I'm wondering if any of you might have some insights on what could cause the performance discrepancy between RenyiELBO vs TraceGraph_ELBO? Thank you very much :)

epoch vs accuracy epoch vs -ELBO

Environment

For any bugs, please provide the following:

Platform: MacOS 14.0, Python 3.11.5
Pyro 1.8.6
PyTorch 2.1.0

Code Snippet

The issue could be reproduced by running the AIR Example in Pyro's codebase and replacing this elbo setting with RenyiELBO().

Oct 31 '23 17:10 horizon-blue

we would need to get something like https://github.com/pyro-ppl/pyro/pull/3123 merged.

what happens when you use TraceGraphELBO with multiple particles?

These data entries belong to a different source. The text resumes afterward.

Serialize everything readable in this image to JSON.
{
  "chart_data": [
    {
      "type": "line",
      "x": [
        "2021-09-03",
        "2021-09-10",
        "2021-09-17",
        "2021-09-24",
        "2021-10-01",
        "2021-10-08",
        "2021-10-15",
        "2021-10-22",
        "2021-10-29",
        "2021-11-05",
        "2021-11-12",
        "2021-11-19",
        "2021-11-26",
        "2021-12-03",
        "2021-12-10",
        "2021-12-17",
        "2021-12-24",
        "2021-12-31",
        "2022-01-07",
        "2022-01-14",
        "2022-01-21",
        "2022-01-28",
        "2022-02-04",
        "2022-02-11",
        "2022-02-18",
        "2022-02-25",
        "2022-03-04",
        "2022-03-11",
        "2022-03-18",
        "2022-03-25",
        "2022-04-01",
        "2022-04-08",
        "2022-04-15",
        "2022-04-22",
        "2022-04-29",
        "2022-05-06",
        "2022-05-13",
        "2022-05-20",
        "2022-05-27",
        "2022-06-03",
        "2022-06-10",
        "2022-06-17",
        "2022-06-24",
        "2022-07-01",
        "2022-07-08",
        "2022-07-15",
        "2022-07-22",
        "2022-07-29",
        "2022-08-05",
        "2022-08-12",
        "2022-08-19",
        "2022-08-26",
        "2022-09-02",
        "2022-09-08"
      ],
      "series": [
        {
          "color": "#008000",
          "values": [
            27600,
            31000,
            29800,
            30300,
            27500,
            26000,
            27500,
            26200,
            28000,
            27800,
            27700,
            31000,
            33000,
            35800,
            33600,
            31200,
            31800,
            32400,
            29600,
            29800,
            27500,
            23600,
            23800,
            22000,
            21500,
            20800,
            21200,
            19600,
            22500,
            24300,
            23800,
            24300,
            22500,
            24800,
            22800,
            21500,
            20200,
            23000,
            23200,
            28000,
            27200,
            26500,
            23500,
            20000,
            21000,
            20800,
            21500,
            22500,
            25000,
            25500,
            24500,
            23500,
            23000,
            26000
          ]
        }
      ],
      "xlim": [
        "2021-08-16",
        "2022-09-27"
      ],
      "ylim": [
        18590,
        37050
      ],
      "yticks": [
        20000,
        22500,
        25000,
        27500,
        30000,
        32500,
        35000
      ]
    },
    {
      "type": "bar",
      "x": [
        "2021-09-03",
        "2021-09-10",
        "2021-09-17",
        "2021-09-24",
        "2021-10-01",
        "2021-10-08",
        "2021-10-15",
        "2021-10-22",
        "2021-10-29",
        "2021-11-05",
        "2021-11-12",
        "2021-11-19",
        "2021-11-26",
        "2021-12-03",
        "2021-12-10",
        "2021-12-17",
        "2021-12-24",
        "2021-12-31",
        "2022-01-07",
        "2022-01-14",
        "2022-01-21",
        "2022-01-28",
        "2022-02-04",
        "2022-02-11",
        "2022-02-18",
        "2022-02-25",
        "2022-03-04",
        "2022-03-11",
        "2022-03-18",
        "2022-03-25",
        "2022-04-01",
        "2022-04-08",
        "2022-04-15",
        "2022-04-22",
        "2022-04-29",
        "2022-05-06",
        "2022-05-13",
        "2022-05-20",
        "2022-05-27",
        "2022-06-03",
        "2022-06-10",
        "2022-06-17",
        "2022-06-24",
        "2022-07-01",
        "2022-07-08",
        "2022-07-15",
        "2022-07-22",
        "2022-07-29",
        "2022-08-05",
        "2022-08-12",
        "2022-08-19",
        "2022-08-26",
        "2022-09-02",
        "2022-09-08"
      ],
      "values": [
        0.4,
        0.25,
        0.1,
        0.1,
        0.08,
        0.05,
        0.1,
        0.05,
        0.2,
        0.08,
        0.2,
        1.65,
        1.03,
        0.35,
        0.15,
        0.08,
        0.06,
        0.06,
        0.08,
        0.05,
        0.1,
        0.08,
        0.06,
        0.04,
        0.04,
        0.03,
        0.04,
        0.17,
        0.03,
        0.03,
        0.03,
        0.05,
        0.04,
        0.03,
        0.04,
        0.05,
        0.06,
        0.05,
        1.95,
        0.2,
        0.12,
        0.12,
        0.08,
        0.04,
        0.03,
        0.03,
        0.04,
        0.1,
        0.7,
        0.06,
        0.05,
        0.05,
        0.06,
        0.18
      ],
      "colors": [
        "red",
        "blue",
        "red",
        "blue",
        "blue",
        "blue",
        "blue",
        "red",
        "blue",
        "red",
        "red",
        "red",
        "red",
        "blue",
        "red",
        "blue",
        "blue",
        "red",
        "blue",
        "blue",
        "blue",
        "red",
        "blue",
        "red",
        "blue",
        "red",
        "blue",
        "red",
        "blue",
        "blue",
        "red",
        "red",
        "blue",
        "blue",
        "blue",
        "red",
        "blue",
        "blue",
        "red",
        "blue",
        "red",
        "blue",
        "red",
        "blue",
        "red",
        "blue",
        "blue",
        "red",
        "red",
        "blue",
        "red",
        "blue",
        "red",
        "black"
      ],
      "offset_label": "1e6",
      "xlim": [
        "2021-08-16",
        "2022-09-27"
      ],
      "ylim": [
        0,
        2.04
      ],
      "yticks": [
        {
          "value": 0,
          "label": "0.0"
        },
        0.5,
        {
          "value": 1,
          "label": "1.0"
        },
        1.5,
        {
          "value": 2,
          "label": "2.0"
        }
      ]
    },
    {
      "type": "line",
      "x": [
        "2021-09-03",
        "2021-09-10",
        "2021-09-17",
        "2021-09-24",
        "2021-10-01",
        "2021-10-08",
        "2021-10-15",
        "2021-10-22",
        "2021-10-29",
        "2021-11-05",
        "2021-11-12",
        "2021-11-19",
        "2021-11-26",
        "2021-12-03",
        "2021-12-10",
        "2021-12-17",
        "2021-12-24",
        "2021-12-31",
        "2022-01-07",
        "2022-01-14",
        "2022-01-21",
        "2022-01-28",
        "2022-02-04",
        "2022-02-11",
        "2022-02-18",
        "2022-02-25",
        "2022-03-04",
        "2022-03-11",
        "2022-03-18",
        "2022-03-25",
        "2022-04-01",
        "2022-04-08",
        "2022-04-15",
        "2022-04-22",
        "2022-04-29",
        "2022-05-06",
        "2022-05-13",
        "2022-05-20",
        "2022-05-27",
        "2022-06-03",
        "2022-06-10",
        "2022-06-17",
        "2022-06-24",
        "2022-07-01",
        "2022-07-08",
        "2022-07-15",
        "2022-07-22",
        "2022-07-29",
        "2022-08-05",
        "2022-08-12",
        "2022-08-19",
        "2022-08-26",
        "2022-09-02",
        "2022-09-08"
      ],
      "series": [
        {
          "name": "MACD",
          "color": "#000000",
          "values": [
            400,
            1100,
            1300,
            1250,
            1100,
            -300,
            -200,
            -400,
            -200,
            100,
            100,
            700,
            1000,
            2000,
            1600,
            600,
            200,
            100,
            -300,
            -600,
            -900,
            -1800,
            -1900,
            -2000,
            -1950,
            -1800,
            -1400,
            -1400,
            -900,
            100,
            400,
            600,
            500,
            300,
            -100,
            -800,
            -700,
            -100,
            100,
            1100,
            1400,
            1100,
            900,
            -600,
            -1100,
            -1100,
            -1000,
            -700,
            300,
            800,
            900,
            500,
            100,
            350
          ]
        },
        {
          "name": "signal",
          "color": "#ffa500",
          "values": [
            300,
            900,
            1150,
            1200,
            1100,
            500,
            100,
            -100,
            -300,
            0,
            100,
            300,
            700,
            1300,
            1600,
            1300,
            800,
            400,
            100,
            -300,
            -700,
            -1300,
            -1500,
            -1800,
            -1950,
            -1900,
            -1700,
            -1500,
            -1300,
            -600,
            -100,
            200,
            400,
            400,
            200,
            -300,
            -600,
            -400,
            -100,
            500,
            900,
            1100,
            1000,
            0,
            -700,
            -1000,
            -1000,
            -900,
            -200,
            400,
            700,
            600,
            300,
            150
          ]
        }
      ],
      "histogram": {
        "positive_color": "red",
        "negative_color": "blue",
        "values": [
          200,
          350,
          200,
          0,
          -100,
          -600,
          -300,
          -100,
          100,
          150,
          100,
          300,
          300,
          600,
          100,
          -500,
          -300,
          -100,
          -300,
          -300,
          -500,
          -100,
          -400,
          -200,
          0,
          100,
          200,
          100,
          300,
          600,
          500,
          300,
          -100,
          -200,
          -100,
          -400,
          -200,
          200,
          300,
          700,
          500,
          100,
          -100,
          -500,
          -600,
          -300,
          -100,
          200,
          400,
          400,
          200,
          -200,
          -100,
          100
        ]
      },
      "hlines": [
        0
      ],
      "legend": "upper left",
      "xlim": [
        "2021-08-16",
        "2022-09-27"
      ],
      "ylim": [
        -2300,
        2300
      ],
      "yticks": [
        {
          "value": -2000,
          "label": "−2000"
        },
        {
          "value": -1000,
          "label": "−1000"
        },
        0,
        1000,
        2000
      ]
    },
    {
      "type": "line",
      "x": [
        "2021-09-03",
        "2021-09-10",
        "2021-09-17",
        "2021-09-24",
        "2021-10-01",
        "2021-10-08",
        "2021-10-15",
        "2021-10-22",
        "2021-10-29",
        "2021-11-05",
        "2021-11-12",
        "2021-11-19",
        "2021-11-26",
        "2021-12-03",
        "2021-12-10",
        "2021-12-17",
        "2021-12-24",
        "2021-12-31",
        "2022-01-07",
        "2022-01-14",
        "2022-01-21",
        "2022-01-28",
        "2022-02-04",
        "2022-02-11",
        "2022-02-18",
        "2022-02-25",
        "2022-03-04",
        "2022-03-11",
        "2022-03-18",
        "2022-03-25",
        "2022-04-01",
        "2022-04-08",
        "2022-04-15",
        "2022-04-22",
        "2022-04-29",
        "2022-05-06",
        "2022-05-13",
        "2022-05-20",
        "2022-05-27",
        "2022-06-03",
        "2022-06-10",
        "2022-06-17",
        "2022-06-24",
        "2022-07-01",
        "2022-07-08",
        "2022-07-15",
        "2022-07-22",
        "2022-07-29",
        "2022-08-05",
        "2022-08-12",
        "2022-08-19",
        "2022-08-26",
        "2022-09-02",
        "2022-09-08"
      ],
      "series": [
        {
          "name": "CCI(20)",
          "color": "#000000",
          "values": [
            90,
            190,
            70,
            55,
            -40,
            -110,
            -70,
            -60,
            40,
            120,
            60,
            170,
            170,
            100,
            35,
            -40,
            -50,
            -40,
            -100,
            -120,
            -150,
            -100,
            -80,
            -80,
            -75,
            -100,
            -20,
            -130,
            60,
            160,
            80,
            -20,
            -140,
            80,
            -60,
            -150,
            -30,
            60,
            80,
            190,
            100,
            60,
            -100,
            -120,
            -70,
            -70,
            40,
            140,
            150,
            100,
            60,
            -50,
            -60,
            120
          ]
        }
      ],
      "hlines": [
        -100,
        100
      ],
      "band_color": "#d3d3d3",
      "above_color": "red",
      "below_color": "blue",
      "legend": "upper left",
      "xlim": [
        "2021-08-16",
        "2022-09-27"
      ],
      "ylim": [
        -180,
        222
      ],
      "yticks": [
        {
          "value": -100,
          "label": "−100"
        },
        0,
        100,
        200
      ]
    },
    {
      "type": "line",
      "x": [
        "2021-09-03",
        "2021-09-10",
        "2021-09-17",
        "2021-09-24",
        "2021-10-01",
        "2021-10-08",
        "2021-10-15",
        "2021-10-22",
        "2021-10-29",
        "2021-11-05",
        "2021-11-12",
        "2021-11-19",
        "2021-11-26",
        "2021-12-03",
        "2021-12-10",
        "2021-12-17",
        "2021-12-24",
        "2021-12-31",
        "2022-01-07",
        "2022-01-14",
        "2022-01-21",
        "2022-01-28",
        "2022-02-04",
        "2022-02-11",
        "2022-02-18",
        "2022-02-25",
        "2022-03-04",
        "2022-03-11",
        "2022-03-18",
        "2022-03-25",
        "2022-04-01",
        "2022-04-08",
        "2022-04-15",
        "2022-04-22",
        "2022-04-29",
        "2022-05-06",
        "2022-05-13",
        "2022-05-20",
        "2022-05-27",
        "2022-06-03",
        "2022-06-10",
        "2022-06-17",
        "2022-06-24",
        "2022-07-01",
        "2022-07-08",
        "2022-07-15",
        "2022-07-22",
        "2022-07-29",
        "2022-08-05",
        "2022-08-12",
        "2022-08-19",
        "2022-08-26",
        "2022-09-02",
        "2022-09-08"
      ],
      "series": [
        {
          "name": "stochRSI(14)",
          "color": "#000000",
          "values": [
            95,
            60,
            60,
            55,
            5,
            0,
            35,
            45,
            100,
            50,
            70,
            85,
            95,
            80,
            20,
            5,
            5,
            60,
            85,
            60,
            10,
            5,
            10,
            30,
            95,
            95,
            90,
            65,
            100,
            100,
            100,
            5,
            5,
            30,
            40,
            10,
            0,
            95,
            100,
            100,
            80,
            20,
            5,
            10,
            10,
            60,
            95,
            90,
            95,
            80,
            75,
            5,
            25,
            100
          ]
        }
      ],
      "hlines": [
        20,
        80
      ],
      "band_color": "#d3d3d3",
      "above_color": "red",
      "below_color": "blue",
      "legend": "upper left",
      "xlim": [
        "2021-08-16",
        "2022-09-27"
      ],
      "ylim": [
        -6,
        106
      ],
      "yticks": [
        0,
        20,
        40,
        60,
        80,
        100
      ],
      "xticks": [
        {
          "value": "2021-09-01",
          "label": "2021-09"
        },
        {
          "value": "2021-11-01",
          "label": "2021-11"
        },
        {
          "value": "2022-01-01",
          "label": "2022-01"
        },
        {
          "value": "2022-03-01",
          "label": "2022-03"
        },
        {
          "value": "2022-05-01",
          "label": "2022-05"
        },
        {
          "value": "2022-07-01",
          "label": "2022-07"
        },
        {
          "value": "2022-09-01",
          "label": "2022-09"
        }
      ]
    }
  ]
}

Oct 31 '23 18:10 martinjankowiak

Thanks for the reply @martinjankowiak .

I pull the changes from #3123, but sadly, it doesn't seem to fix the issue (and the ELBO is even worse). I also include the result of TraceGraph_ELBO with two particles: Epoch vs accuracy Epoch vs -ELBO

Nov 01 '23 21:11 horizon-blue

oh sorry i wasn't thinking clearly when i first read this. AIR has discrete latent variables. to deal with that you can either sum them out (not really viable here) or use a stochastic gradient estimator. TraceGraphELBO uses a fancier and thus much lower variance gradient estimator that makes use of the fine-grained conditional independent structure of the model. RenyiELBO cannot do this and so results in a much higher variance gradient estimator---actually so much higher that it's evidently not usable. so this is expected

Nov 01 '23 22:11 martinjankowiak